REPOST: THE Korean martial art (not what you think!)

6 Dec

UNESCO has added the first martial art ever to its list of “Intangible Cultural Heritage of Humanity”. China has long pushed for the inclusion of “Shaolin kung fu” but the bid failed in the 12th hour. The martial art to be added is not Japanese either, neither Karate nor Judo (the latter which Japan itself has pushed for inclusion). It is a Korean marital art. More to the point, its inclusion on the UNESCO list would make it THE Korean martial art. However, it’s an art many in the Western world has never heard of, an art called TaekKyun.

In the Western world, Koran martial art = Taekwondo, but the real story is a bit more complex. The inclusion of TaekKyun on the UNSECO list prompted an article in the Korea Times (“Han Guk Il Bo”) which I personally found fascinating. When I was doing Taekwondo, the issue of Japanese (read Karate) influence on the art was taboo to discuss but always pretty obvious. The average person could see the same stances, the same strikes, the same blocks. In my case, my Taekwondo teacher taught us the “original Moo Duk Kwan forms” which were Karate Kata (Heian, Tekki, Bassai, etc). Even the “Korean forms” which came along, the “Palgwe”, looked like re-hashes of the Heian kata.

The Korean instructors insisted that Taekwondo descended from ancient Korean martial arts, but the stories never were more than “legends” and it was an established fact that the last living taekkyun master, Song Duk-ki, had no relationship with any of the original Taekwondo schools. Taekwondo strived to be more “Korean”. Despite practicing kata (forms) based upon Japanese Karate with few kicking techniques, Taekwondo began to mirror TaekKyun in its emphasis on kicks. Taekwondo masters developed a wide range of thrusting, spinning and jumping kicks.

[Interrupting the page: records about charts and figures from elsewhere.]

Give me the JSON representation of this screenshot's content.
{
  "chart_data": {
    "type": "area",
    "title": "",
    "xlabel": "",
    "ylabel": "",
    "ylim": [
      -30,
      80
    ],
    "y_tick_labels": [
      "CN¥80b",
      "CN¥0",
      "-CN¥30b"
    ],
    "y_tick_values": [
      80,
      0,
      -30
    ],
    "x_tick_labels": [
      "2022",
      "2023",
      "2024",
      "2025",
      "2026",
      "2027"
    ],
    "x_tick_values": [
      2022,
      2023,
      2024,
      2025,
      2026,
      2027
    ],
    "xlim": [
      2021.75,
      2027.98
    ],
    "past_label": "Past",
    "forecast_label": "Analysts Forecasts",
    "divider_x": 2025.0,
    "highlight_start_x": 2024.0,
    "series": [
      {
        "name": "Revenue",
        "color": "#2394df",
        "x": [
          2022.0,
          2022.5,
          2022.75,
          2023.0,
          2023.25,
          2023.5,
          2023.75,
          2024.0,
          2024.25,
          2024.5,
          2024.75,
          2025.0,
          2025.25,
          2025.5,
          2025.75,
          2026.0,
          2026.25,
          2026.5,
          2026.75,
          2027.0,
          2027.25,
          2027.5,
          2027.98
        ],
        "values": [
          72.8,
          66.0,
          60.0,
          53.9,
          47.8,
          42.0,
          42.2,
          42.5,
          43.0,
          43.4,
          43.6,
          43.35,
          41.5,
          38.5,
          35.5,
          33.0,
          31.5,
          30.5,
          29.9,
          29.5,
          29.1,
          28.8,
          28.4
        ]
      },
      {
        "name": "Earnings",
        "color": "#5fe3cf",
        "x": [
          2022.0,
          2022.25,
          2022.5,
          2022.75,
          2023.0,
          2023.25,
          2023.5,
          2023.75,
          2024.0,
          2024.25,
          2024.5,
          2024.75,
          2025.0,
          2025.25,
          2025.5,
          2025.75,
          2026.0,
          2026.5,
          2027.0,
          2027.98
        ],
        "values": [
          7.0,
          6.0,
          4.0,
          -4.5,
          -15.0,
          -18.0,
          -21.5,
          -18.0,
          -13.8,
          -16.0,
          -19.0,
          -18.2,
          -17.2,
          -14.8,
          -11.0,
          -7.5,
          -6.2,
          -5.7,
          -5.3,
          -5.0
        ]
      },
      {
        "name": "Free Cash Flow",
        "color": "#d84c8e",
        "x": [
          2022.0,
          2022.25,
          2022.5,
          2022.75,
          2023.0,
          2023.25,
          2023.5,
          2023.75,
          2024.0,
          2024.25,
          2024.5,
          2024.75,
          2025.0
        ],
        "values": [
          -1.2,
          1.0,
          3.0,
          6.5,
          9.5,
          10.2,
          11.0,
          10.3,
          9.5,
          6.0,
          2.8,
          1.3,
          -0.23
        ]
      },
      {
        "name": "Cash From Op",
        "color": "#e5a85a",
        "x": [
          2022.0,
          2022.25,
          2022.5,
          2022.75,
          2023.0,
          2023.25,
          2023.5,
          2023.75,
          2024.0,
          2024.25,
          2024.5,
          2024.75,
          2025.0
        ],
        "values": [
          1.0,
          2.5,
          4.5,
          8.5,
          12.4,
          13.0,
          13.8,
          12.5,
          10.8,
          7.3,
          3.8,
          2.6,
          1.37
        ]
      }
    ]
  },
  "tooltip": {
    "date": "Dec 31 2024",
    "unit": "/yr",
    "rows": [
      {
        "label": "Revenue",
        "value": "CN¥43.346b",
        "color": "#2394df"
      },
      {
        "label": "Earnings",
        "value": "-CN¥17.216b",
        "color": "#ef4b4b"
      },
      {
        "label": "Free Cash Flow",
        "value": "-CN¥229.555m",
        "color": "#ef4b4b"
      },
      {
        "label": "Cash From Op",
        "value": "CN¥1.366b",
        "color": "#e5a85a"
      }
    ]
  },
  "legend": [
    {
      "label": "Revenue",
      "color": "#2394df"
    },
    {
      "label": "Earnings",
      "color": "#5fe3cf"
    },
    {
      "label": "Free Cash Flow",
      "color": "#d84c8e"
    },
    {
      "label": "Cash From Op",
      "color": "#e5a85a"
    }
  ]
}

Again, to discuss any of this openly was TABOO, which is why I was shocked to see it discussed so openly now in the Korea Times. Apparently, and remember that I have been removed from the Korean martial arts community for almost 25 years, this openness is related to a general decline in Taekwondo in Korea itself. Part of this decline is precisely due to the rebirth of TaekKyun.

After the Japanese occupation of Korea, TaekKyun was on shaky legs. By the mid 20th century there was only one living recognized master, Song Duk-ki. But the ancient martial art survived Song’s death in 1987 and his students oversaw the art surging in popularity in the 1990s, mainly on university campuses. It became increasingly obvious, even to the layman’s eyes, that TaekKyun was very different than Taekwondo and it raised questions about Taekwondo’s dubious historical claims. Now, an official designation recognizing taekkyun, not taekwondo, as Korea’s traditional martial art, drives a further nail into Taekwondo’s re-constructed history.

Another point raised by this article I of course also found fascinating. Another factor contributing to the decline of Taekwondo in Korea itself is the ever increasing popularity of Mixed Martial Arts. The modern Korean has experienced growing prosperity making them less hardy, while ever-increasing leisure options create competition for martial arts. Thus, in a dwindling pool of prospective students, Taekwondo has found itself competing with MMA, and losing.

All pretty fascinating stuff to me at least.